I don't think you can really say anything about strangers after meeting them once at a certain event. As I say, I feel your opinion on this subject is clouded by your own experience and I think you are confusing people who just care a lot about their pets (and show it in a way you find odd), with people who care more about them than their other family members.

Hingeandbracket · 24/02/2020 09:36

YANBU FWIW I think people who treat their pets as children are fucking weird whether they have kids or not.

isabellerossignol · 24/02/2020 09:36

Hester54

I think people usually know. Loads of animal lovers never have children, or even relationships, because they know that animals are their priority.

My sister always said that animals were her biggest priority in life, yet chose to have 3 children and neglected them. The first was unplanned, so that horse had bolted but she actually planned the other two, despite being quite open about preferring dogs. I think that's cruelty of the highest order.

Flufferbum · 24/02/2020 09:37

For me, animals can give a love and understanding that another human just can’t give. Their love can truly be unconditional. Therefore I understand how your mother feels, because I genuinely think I give my darling dog more time, love and patience than I have seen many parents give their children. I can only hope that I am as good of a mother as I am a dog owner. I appreciate that you might find it weird. I used to get upset that my mother loved the dog more than me, when I was younger. Which is odd I know.

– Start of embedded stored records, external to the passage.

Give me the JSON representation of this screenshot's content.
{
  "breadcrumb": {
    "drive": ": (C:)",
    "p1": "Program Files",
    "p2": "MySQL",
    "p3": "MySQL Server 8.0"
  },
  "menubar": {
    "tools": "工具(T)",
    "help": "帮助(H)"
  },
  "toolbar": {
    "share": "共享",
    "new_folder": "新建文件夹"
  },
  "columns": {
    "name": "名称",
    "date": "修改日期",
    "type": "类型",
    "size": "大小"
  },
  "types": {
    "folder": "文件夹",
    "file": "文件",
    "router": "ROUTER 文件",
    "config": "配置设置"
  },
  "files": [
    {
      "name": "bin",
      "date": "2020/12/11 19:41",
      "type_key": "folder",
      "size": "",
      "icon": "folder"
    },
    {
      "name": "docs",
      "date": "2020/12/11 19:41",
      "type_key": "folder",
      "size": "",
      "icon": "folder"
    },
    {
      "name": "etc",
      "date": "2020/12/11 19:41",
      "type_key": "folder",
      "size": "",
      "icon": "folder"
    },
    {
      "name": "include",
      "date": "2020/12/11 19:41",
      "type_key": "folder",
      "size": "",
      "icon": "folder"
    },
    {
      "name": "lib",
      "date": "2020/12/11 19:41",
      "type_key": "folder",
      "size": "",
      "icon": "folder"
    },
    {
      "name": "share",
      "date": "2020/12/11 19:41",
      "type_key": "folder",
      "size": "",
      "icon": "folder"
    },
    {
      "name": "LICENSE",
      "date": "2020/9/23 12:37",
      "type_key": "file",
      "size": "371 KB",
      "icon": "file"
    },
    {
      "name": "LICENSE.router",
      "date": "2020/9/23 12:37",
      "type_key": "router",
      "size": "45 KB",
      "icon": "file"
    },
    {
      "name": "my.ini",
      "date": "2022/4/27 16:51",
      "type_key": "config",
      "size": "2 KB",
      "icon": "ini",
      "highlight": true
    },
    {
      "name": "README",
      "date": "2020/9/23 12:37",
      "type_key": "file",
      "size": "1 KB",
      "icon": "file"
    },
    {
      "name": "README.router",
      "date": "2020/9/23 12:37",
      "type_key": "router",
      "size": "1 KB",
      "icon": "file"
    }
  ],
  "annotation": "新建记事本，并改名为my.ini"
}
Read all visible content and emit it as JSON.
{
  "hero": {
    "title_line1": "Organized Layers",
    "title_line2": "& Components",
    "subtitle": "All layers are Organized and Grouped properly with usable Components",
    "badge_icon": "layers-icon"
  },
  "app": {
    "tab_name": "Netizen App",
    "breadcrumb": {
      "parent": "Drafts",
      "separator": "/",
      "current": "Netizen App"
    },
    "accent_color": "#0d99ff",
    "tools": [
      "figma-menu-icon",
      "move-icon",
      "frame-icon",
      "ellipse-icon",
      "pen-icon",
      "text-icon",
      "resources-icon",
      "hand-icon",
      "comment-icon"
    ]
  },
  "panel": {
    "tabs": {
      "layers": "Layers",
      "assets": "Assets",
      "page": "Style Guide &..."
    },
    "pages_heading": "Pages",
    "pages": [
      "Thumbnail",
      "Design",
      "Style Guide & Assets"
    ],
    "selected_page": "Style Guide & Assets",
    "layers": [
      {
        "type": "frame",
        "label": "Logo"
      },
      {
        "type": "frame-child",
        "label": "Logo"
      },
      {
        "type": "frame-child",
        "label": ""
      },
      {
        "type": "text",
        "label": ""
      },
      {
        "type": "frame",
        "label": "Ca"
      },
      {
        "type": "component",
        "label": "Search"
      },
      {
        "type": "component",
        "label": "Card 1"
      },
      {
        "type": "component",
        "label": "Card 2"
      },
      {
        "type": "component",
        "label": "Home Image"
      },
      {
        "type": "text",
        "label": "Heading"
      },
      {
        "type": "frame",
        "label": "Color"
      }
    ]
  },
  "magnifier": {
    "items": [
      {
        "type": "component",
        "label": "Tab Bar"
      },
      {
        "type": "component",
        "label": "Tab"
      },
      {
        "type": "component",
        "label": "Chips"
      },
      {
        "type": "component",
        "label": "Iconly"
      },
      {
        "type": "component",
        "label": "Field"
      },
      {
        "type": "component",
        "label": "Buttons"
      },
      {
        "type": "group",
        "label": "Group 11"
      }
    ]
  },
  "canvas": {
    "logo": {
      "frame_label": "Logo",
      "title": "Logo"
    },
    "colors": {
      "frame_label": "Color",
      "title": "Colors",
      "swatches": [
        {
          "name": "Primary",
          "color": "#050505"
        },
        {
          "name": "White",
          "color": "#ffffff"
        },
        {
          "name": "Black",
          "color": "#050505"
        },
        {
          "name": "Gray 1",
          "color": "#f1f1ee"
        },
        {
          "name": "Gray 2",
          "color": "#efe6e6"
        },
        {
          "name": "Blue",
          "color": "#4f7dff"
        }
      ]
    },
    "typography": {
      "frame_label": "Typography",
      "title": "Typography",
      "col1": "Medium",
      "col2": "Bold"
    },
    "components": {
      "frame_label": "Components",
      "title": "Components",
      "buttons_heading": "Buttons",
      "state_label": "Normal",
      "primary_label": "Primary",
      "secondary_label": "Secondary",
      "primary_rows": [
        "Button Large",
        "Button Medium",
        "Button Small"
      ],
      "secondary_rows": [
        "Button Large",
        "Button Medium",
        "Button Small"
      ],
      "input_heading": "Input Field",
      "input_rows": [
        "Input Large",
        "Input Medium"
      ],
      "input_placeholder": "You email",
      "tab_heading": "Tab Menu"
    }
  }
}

vodkaredbullgirl · 24/02/2020 09:37

Weird dog person here.

IronShame · 24/02/2020 09:37

I think people who judge other people that they know nothing about for something completely harmless to them are nobs.

Rocketpants50 · 24/02/2020 09:38

I agree, my parents have a dog which they adore, since getting it there is very little contact with the grandchildren as they are so busy with the dog. Am actually very sad about it and when they got it I raised my issues then, my dd has a fear of large dogs, it used to be all dogs but we are working on it. Its huge, jumps at you, knocked my ds over. My dd is scared, my parents say he is just playful and it will be fine, it's not. I dont think it would purposely hurt, it's just v big and v boisterous and plays rough. My dd refuses to go to their house now. My parents rarely ask after the grandchildren yet I get lots of photos of their little boy!